As to helicopter parents, I have to say, that in the last 10 years or so, they have been profoundly, and much to the detriment of their children, on the scene. I have had calls at nights from prodding parents seeking larger assignments during an internship, requesting meetings about their children’s job evaluations, how I selected class assignments, and even trying to insert themselves in salary negotiations.

I have to say, I pity these kids…so while the parents say they have good intentions, they do their children no favors. Failure is a large part of life, and the quicker we learn to do it on our own, they better we adapt and evolve in our decision making.
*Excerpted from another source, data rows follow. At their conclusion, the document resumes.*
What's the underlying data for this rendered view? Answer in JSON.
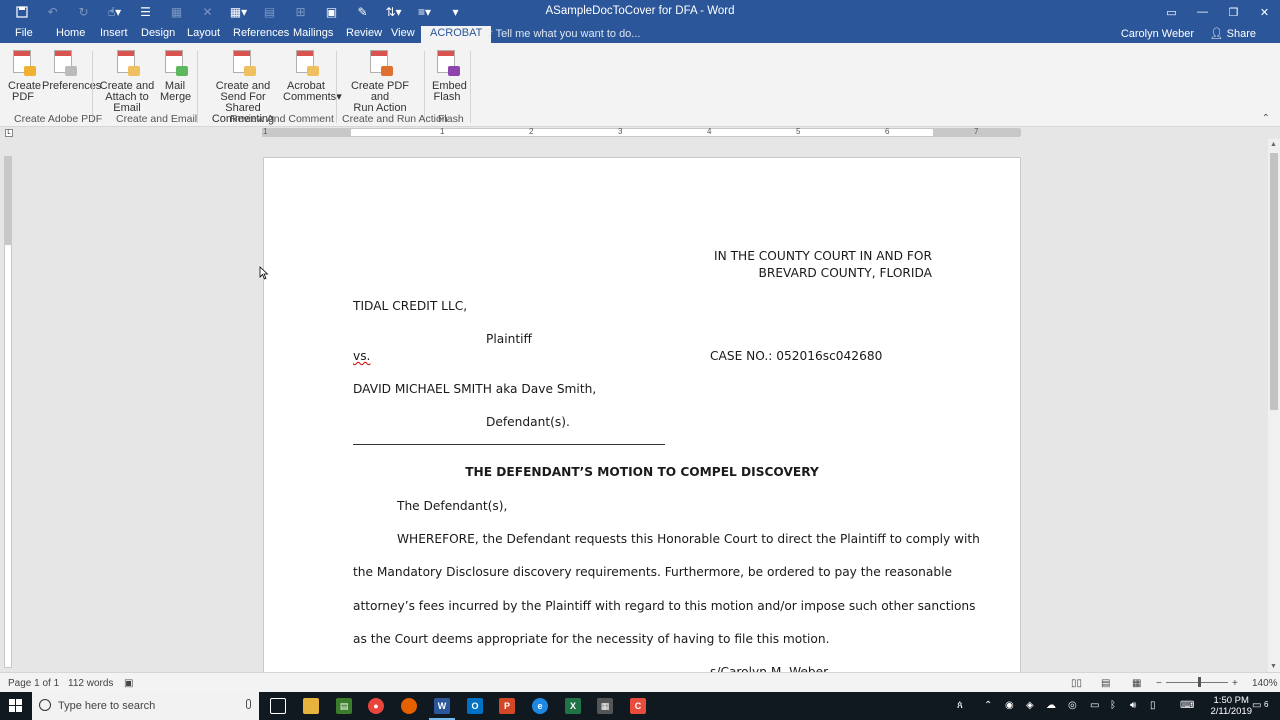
{
  "window": {
    "title": "ASampleDocToCover for DFA - Word",
    "user": "Carolyn Weber",
    "share_label": "Share"
  },
  "colors": {
    "accent": "#2b579a",
    "taskbar": "#101820",
    "acrobat_red": "#d9534f"
  },
  "qat_icons": [
    "save-icon",
    "undo-icon",
    "redo-icon",
    "touch-mode-icon",
    "list-icon",
    "table-icon",
    "calculator-icon",
    "format-painter-icon",
    "customize-icon"
  ],
  "tabs": [
    "File",
    "Home",
    "Insert",
    "Design",
    "Layout",
    "References",
    "Mailings",
    "Review",
    "View",
    "ACROBAT"
  ],
  "active_tab": "ACROBAT",
  "tell_me": "Tell me what you want to do...",
  "ribbon": {
    "create_pdf": "Create PDF",
    "create_pdf_l1": "Create",
    "create_pdf_l2": "PDF",
    "preferences": "Preferences",
    "attach_l1": "Create and",
    "attach_l2": "Attach to Email",
    "merge_l1": "Mail",
    "merge_l2": "Merge",
    "send_l1": "Create and Send For",
    "send_l2": "Shared Commenting",
    "comments_l1": "Acrobat",
    "comments_l2": "Comments",
    "run_l1": "Create PDF and",
    "run_l2": "Run Action",
    "flash_l1": "Embed",
    "flash_l2": "Flash",
    "groups": [
      "Create Adobe PDF",
      "Create and Email",
      "Review And Comment",
      "Create and Run Action",
      "Flash"
    ]
  },
  "ruler_numbers": [
    "1",
    "1",
    "2",
    "3",
    "4",
    "5",
    "6",
    "7"
  ],
  "document": {
    "court_line1": "IN THE COUNTY COURT IN AND FOR",
    "court_line2": "BREVARD COUNTY, FLORIDA",
    "plaintiff_name": "TIDAL CREDIT LLC,",
    "plaintiff_label": "Plaintiff",
    "vs": "vs.",
    "case_no": "CASE NO.:  052016sc042680",
    "defendant_name": "DAVID MICHAEL SMITH aka Dave Smith,",
    "defendant_label": "Defendant(s).",
    "motion_title": "THE DEFENDANT’S MOTION TO COMPEL DISCOVERY",
    "intro": "The Defendant(s),",
    "body_1": "WHEREFORE, the Defendant requests this Honorable Court to direct the Plaintiff to comply with",
    "body_2": "the Mandatory Disclosure discovery requirements.  Furthermore, be ordered to pay the reasonable",
    "body_3": "attorney’s fees incurred by the Plaintiff with regard to this motion and/or impose such other sanctions",
    "body_4": "as the Court deems appropriate for the necessity of having to file this motion.",
    "signature": "s/Carolyn M. Weber"
  },
  "status": {
    "page": "Page 1 of 1",
    "words": "112 words",
    "zoom": "140%"
  },
  "taskbar": {
    "search_placeholder": "Type here to search",
    "time": "1:50 PM",
    "date": "2/11/2019",
    "notifications": "6"
  }
}
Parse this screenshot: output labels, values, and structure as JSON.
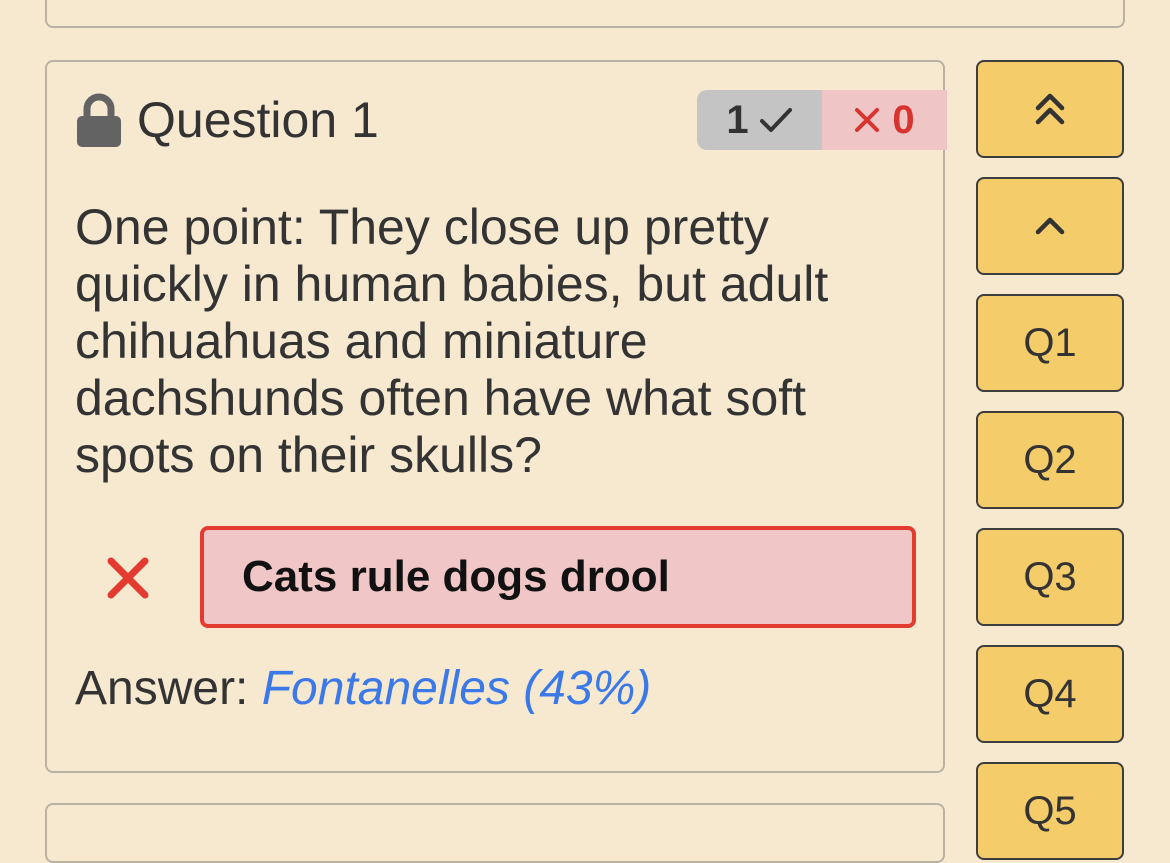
{
  "question": {
    "title": "Question 1",
    "score_correct": "1",
    "score_wrong": "0",
    "text": "One point: They close up pretty quickly in human babies, but adult chihuahuas and miniature dachshunds often have what soft spots on their skulls?",
    "submitted_answer": "Cats rule dogs drool",
    "answer_label": "Answer:",
    "correct_answer": "Fontanelles (43%)",
    "status": "incorrect"
  },
  "navigation": {
    "buttons": [
      {
        "label": "Q1"
      },
      {
        "label": "Q2"
      },
      {
        "label": "Q3"
      },
      {
        "label": "Q4"
      },
      {
        "label": "Q5"
      }
    ]
  },
  "colors": {
    "background": "#f6e9d0",
    "nav_button": "#f4cc6a",
    "wrong_red": "#e33b30",
    "wrong_bg": "#f0c6c6",
    "correct_link": "#3b79e8",
    "score_gray": "#c4c4c4"
  },
  "icons": {
    "lock": "lock-icon",
    "check": "check-icon",
    "cross": "cross-icon",
    "top": "double-chevron-up-icon",
    "up": "chevron-up-icon"
  }
}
A grown person at 24/25 should not have their parents involved in either their education or career…as it simply thwarts maturity and development.

There’s really nothing better than being presented with a false choice in a discussion of childrearing methods, is there?
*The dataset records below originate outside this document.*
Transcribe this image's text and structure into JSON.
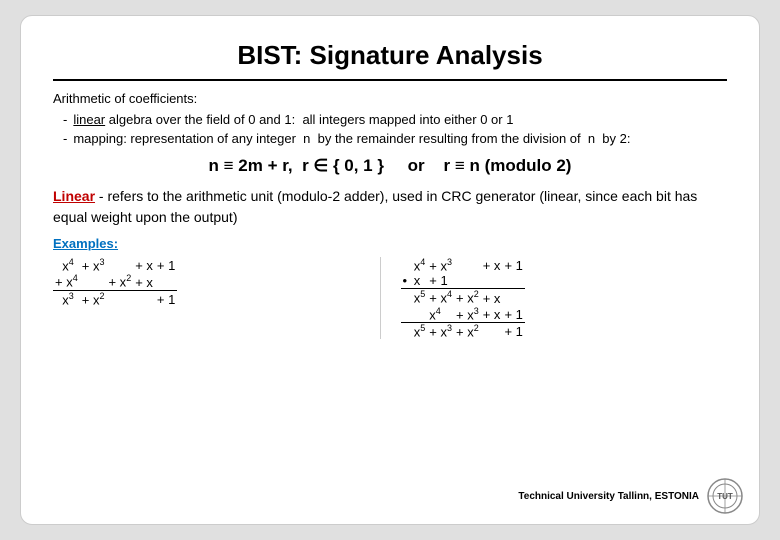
{
  "slide": {
    "title": "BIST: Signature Analysis",
    "divider": true,
    "arithmetic_label": "Arithmetic of coefficients:",
    "bullets": [
      {
        "id": "bullet1",
        "prefix": "linear",
        "prefix_underline": true,
        "text": " algebra over the field of 0 and 1:  all integers mapped into either 0 or 1"
      },
      {
        "id": "bullet2",
        "text": "mapping: representation of any integer  n  by the remainder resulting from the division of  n  by 2:"
      }
    ],
    "formula": "n ≡ 2m + r,  r ∈ { 0, 1 }    or    r ≡ n (modulo 2)",
    "linear_section": " - refers to the arithmetic unit (modulo-2 adder), used in CRC generator (linear, since each bit has equal weight upon the output)",
    "linear_word": "Linear",
    "examples_label": "Examples:",
    "footer": {
      "text": "Technical University Tallinn, ESTONIA"
    }
  }
}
I work in an academic department at an Ivy and it wasn’t very long ago that I heard some faculty talking in the hall outside my office about the increasing frequency of PARENTS contacting them to discuss assignments, schedule appointments, complain about grades, or discuss advising, etc. for their “young adult children.” Where are the bright, motivated, self-reliant scholars? How will they ever grow up this way? It’s weird. Were these kids so manufactured that they can’t think for themselves?

It’s not new, though. Back when I got my first faculty position in the 90s, I was told (and quickly found out for myself) that one of the great hapinesses of FERPA’s existence is that when parents call to complain about grades or such you can shut them down with an appeal to a federal law. My then-senior colleagues said that before FERPA was passed, they had no such ready-made deflection—and since FERPA was passed in 1974, they were talking about a rather deeper past.

:-?
Hmmm…If my DS is manufactured…did he come with a factory warranty? I must have missed the product recall…
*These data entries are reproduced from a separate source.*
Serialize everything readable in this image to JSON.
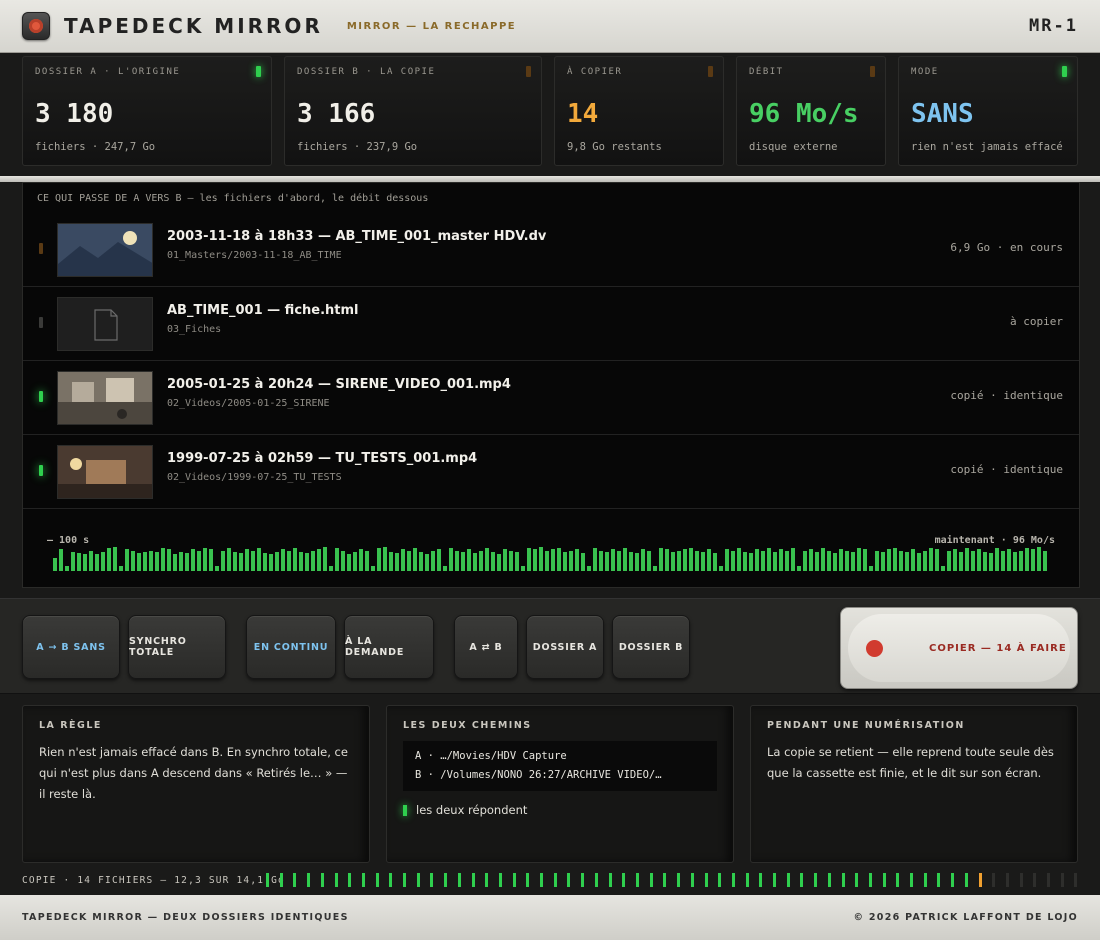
{
  "header": {
    "title": "TAPEDECK MIRROR",
    "subtitle": "MIRROR — LA RECHAPPE",
    "model": "MR-1"
  },
  "stats": [
    {
      "label": "DOSSIER A · L'ORIGINE",
      "value": "3 180",
      "sub": "fichiers · 247,7 Go",
      "led": "on",
      "color": "#f1efe8"
    },
    {
      "label": "DOSSIER B · LA COPIE",
      "value": "3 166",
      "sub": "fichiers · 237,9 Go",
      "led": "dim",
      "color": "#f1efe8"
    },
    {
      "label": "À COPIER",
      "value": "14",
      "sub": "9,8 Go restants",
      "led": "dim",
      "color": "#f2a93b"
    },
    {
      "label": "DÉBIT",
      "value": "96 Mo/s",
      "sub": "disque externe",
      "led": "dim",
      "color": "#48cf63"
    },
    {
      "label": "MODE",
      "value": "SANS",
      "sub": "rien n'est jamais effacé",
      "led": "on",
      "color": "#7ec3ef"
    }
  ],
  "transfer": {
    "heading": "CE QUI PASSE DE A VERS B — les fichiers d'abord, le débit dessous",
    "files": [
      {
        "name": "2003-11-18 à 18h33 — AB_TIME_001_master HDV.dv",
        "path": "01_Masters/2003-11-18_AB_TIME",
        "status": "6,9 Go · en cours",
        "led": "amber",
        "thumb": "landscape-thumbnail"
      },
      {
        "name": "AB_TIME_001 — fiche.html",
        "path": "03_Fiches",
        "status": "à copier",
        "led": "gray",
        "thumb": "document-icon"
      },
      {
        "name": "2005-01-25 à 20h24 — SIRENE_VIDEO_001.mp4",
        "path": "02_Videos/2005-01-25_SIRENE",
        "status": "copié · identique",
        "led": "green",
        "thumb": "room-thumbnail"
      },
      {
        "name": "1999-07-25 à 02h59 — TU_TESTS_001.mp4",
        "path": "02_Videos/1999-07-25_TU_TESTS",
        "status": "copié · identique",
        "led": "green",
        "thumb": "interior-thumbnail"
      }
    ],
    "meter_left": "— 100 s",
    "meter_right": "maintenant · 96 Mo/s",
    "meter_levels": [
      0.55,
      0.9,
      0.2,
      0.8,
      0.75,
      0.7,
      0.85,
      0.7,
      0.8,
      0.95,
      1.0,
      0.2,
      0.9,
      0.85,
      0.75,
      0.8,
      0.85,
      0.8,
      0.95,
      0.9,
      0.7,
      0.8,
      0.75,
      0.9,
      0.85,
      0.95,
      0.9,
      0.2,
      0.85,
      0.95,
      0.8,
      0.75,
      0.9,
      0.85,
      0.95,
      0.75,
      0.7,
      0.8,
      0.9,
      0.85,
      0.95,
      0.8,
      0.75,
      0.85,
      0.9,
      1.0,
      0.2,
      0.95,
      0.85,
      0.7,
      0.8,
      0.9,
      0.85,
      0.2,
      0.95,
      1.0,
      0.8,
      0.75,
      0.9,
      0.85,
      0.95,
      0.8,
      0.7,
      0.85,
      0.9,
      0.2,
      0.95,
      0.85,
      0.8,
      0.9,
      0.75,
      0.85,
      0.95,
      0.8,
      0.7,
      0.9,
      0.85,
      0.8,
      0.2,
      0.95,
      0.9,
      1.0,
      0.85,
      0.9,
      0.95,
      0.8,
      0.85,
      0.9,
      0.75,
      0.2,
      0.95,
      0.85,
      0.8,
      0.9,
      0.85,
      0.95,
      0.8,
      0.75,
      0.9,
      0.85,
      0.2,
      0.95,
      0.9,
      0.8,
      0.85,
      0.9,
      0.95,
      0.85,
      0.8,
      0.9,
      0.75,
      0.2,
      0.9,
      0.85,
      0.95,
      0.8,
      0.75,
      0.9,
      0.85,
      0.95,
      0.8,
      0.9,
      0.85,
      0.95,
      0.2,
      0.85,
      0.9,
      0.8,
      0.95,
      0.85,
      0.75,
      0.9,
      0.85,
      0.8,
      0.95,
      0.9,
      0.2,
      0.85,
      0.8,
      0.9,
      0.95,
      0.85,
      0.8,
      0.9,
      0.75,
      0.85,
      0.95,
      0.9,
      0.2,
      0.85,
      0.9,
      0.8,
      0.95,
      0.85,
      0.9,
      0.8,
      0.75,
      0.95,
      0.85,
      0.9,
      0.8,
      0.85,
      0.95,
      0.9,
      1.0,
      0.85
    ]
  },
  "controls": {
    "buttons": [
      {
        "label": "A → B SANS",
        "active": true
      },
      {
        "label": "SYNCHRO TOTALE",
        "active": false
      },
      {
        "label": "EN CONTINU",
        "active": true
      },
      {
        "label": "À LA DEMANDE",
        "active": false
      },
      {
        "label": "A ⇄ B",
        "active": false
      },
      {
        "label": "DOSSIER A",
        "active": false
      },
      {
        "label": "DOSSIER B",
        "active": false
      }
    ],
    "copy_label": "COPIER — 14 À FAIRE"
  },
  "panels": {
    "rule": {
      "title": "LA RÈGLE",
      "text": "Rien n'est jamais effacé dans B. En synchro totale, ce qui n'est plus dans A descend dans « Retirés le… » — il reste là."
    },
    "paths": {
      "title": "LES DEUX CHEMINS",
      "a": "A · …/Movies/HDV Capture",
      "b": "B · /Volumes/NONO 26:27/ARCHIVE VIDEO/…",
      "ok": "les deux répondent"
    },
    "scan": {
      "title": "PENDANT UNE NUMÉRISATION",
      "text": "La copie se retient — elle reprend toute seule dès que la cassette est finie, et le dit sur son écran."
    }
  },
  "progress": {
    "label": "COPIE · 14 FICHIERS — 12,3 SUR 14,1 Go",
    "done_ticks": 52,
    "total_ticks": 60
  },
  "footer": {
    "left": "TAPEDECK MIRROR — DEUX DOSSIERS IDENTIQUES",
    "right": "© 2026 PATRICK LAFFONT DE LOJO"
  }
}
Should I pay for the extended warranty, or just trade him in for a newer model…something Asian or European…something easier on the food budget…

“when new student Arjun and his parents met with then-dean of freshmen, Arjun didn’t speak first. His father did. In fact, Arjun didn’t say anything at all as his father explained to the dean, Julie Lythcott-Haims, that they wanted to discuss Arjun’s opportunities for doing research in chemical engineering.”

Why were the parents even in this meeting to begin with? I find that extremely odd. I can’t even imagine going to a meeting with my kid’s college advisors/dean of students.

I remember when my kid was in first grade and some problem came up. I told him to go the next day and talk to the Principal and tell her what he told me, and he did. Except for teacher conferences we always encouraged our kid to deal directly with his teachers and administrators by himself.

Now I agree that the student has to handle college himself…but isn’t it ironic that parents are expected to pay the college’s tuition or “EFC” based on parental income, assets, etc…but then to promptly butt out after handing over the cash? :slight_smile:

This is a good thread. I was feeling bad hobbling my kid by not beginning the manufacturing at 6th grade!!!

PS, the 1998 boy model does tend to consume a ridiculous amount of fuel. I didn’t see that on the manufacturer’s sticker!!

I find it so interesting that the answer to the point that perhaps Arjun had cultural issues at play…was a few posters stating that the kid and family needed to learn the mores of American culture if they were going to be in America. FIRST, Arjun and his parents may VERY WELL be US Citizens. That makes them just as “American” as anyone else on this board.
SECOND, who ever said that if you are an American you can’t also have cultural values that are different from the mainstream? Whatever happened to the great immigrant experience of America? Or is each and every person to experience being an American in the exact same way??

Most likely, Arjun has a dominating parent, a parent who didn’t understand it was time to let go and let Arjun lead. It was a good teaching moment for the parent, in my opinion. Arjun will also have to learn to take the lead away from the parent.